What then, do you think the game is about? Knights, in disguise, forced to hide within 14th Century Europe, safeguarding a treasure or secret from those who would wrest it away from them? Something like that. Whatever the specifics, it’s pretty obvious you’re playing the guardians of a secret treasure and trying to keep it safe from some villains (and possibly prove to the world that the Knights Templar are the good guys).

That’s obvious.

You’re wrong.

You’re the last thirty Knights, that’s true. You’re the guardians of the secret treasure of the order, that’s true. But the campaign starts with you, on horseback, riding out of the main Templar stronghold towards Heaven to confront God.

They encounter a battlefield where a fight has begun an eternity ago and continues forever. They encounter Wotan on the tree. They pass through The Forest. There’s a passage through the Underworld. There’s a passage through Santa Monica Boulevard, which is equally perilous. There is more and more, and it’s all from John Wick, written about the time he joined the Freemasons, and it’s full of occultism and belief systems and religion and Religion and at the end the remaining Knights of the original Thirty come face to face with God.

Do you want to know what happens when they meet God? Do you?

I will tell you.

But you should stop reading now.

You really should. It’s the closest thing to real magic you may ever experience and I’m going to ruin it for you.

I’m writing these few lines to give you enough time to turn back, turn away, just as the Knights should have.

This is how they meet God.

This is why Thirty is the weirdest RPG I own.

You were warned.

The Knights awaken with the moon overhead, sitting on a dirt road in the woods. A paved driveway winds through the trees, past a low stone well, and up towards a pale yellow house. Lights are on inside. The Knights are still in their knightly garb. Their companion shakes their hands, tips his top hat, and steps back saying, “I do not envy what you are about to learn… but… I do envy the power it will give you.” He points to the front door. “Go there. Knock. Then wait.”

The players at the table have their characters walk up the driveway. They climb the steps. And as the players tell you they are knocking at the door – there is knocking at your front door.

Behind the magic: You have an accomplice that is outside, with a cell phone. You call them as the Knights arrive to meet God. They listen to the players. When the players say their Knights knock at the door, you know what happens.
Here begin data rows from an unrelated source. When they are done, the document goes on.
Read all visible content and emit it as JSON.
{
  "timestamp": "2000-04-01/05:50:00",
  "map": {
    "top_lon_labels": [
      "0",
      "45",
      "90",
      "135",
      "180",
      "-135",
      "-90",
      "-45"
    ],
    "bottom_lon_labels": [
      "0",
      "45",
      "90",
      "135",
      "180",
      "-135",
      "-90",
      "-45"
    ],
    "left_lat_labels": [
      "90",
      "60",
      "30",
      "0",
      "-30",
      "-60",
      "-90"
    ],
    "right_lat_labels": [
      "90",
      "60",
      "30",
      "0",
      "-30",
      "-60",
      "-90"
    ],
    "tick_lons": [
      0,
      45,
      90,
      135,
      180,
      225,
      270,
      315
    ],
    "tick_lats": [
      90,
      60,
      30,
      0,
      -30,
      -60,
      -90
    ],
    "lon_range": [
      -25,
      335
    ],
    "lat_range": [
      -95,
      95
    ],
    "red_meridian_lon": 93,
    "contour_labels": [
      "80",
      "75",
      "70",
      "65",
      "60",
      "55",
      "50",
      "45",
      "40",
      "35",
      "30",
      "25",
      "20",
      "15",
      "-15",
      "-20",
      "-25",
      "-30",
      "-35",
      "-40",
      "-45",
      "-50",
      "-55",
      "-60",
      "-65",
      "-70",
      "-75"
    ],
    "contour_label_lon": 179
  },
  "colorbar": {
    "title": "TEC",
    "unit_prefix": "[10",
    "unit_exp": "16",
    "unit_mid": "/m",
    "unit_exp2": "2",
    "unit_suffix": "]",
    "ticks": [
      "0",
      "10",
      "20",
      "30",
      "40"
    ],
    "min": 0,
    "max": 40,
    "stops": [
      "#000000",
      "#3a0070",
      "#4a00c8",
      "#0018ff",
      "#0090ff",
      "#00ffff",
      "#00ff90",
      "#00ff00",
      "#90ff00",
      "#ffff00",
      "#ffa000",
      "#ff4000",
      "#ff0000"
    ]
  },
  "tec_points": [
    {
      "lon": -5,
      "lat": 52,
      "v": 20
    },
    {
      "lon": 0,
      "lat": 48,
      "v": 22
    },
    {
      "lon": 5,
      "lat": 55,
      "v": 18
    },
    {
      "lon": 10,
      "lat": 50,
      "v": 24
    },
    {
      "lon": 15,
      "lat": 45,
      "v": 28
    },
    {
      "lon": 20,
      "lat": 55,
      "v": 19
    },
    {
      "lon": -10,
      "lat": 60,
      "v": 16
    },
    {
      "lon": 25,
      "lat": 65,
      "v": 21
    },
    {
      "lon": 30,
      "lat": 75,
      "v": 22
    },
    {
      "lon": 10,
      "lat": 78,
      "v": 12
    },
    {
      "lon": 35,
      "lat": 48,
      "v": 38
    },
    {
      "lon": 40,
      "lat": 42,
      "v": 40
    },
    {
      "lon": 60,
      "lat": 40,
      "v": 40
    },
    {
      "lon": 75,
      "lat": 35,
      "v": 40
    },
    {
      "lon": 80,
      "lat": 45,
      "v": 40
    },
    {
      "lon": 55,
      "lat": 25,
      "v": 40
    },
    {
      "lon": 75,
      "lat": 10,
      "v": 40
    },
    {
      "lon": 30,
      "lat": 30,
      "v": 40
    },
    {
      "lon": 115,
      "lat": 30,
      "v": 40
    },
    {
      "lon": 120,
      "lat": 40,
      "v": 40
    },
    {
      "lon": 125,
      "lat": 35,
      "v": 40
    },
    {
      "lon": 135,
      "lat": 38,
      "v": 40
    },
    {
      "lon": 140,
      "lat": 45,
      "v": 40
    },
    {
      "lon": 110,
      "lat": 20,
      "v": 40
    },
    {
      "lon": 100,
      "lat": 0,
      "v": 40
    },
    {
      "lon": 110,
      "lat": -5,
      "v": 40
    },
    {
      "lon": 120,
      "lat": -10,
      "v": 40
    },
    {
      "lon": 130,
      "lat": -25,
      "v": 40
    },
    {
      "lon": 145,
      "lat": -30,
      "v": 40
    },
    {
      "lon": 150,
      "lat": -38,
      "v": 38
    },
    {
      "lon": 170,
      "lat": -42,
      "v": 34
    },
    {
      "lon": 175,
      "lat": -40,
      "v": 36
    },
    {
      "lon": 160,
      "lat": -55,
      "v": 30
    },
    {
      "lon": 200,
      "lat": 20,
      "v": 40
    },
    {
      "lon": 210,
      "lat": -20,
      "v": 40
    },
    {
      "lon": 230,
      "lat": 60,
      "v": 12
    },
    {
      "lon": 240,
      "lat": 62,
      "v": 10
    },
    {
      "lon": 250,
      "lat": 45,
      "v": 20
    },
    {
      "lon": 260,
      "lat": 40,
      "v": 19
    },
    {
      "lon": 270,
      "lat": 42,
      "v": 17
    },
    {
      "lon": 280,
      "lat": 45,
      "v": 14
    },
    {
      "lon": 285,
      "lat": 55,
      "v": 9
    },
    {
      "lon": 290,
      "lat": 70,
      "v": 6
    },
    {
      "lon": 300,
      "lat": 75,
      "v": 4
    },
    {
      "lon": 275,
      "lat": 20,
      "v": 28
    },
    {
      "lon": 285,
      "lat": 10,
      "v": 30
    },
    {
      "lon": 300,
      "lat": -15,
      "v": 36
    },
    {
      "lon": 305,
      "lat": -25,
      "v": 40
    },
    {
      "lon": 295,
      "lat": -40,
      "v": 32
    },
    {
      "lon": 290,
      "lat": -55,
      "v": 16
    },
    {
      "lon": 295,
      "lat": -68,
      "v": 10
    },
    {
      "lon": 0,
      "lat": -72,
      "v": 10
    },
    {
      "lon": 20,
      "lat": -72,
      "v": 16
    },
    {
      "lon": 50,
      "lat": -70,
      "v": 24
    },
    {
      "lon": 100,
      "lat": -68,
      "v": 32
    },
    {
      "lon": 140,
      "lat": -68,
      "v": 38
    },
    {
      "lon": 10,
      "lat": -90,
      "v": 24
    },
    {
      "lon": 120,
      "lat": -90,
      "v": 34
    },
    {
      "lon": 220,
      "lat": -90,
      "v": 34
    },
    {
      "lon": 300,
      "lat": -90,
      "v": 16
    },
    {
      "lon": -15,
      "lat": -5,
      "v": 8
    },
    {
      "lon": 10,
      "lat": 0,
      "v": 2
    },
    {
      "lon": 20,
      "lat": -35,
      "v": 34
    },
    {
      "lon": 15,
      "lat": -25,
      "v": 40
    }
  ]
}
From the book: “Your players will probably jump. If even for a moment – if even for a moment – the lizard part of their brain makes the connection: holy shit… ourcharacters just knocked on the door!   – if they make this connection even for a moment, you’ve accomplished something no book, TV show, or movie can accomplish. For that moment, your players will be stuck, as Neil Peart put it, between Sun and Moon. The space between wonder and why. That place we were in when we were kids, listening to the story of a haunted house while sitting in the very room where that murder took place. Sitting out in the woods, listening to the story of The Hook…. If you do it right, your players will be talking about it for years. Good luck.”

The game continues. The Knights enter your house. They Knights meet their creators.

And then they continue their journey.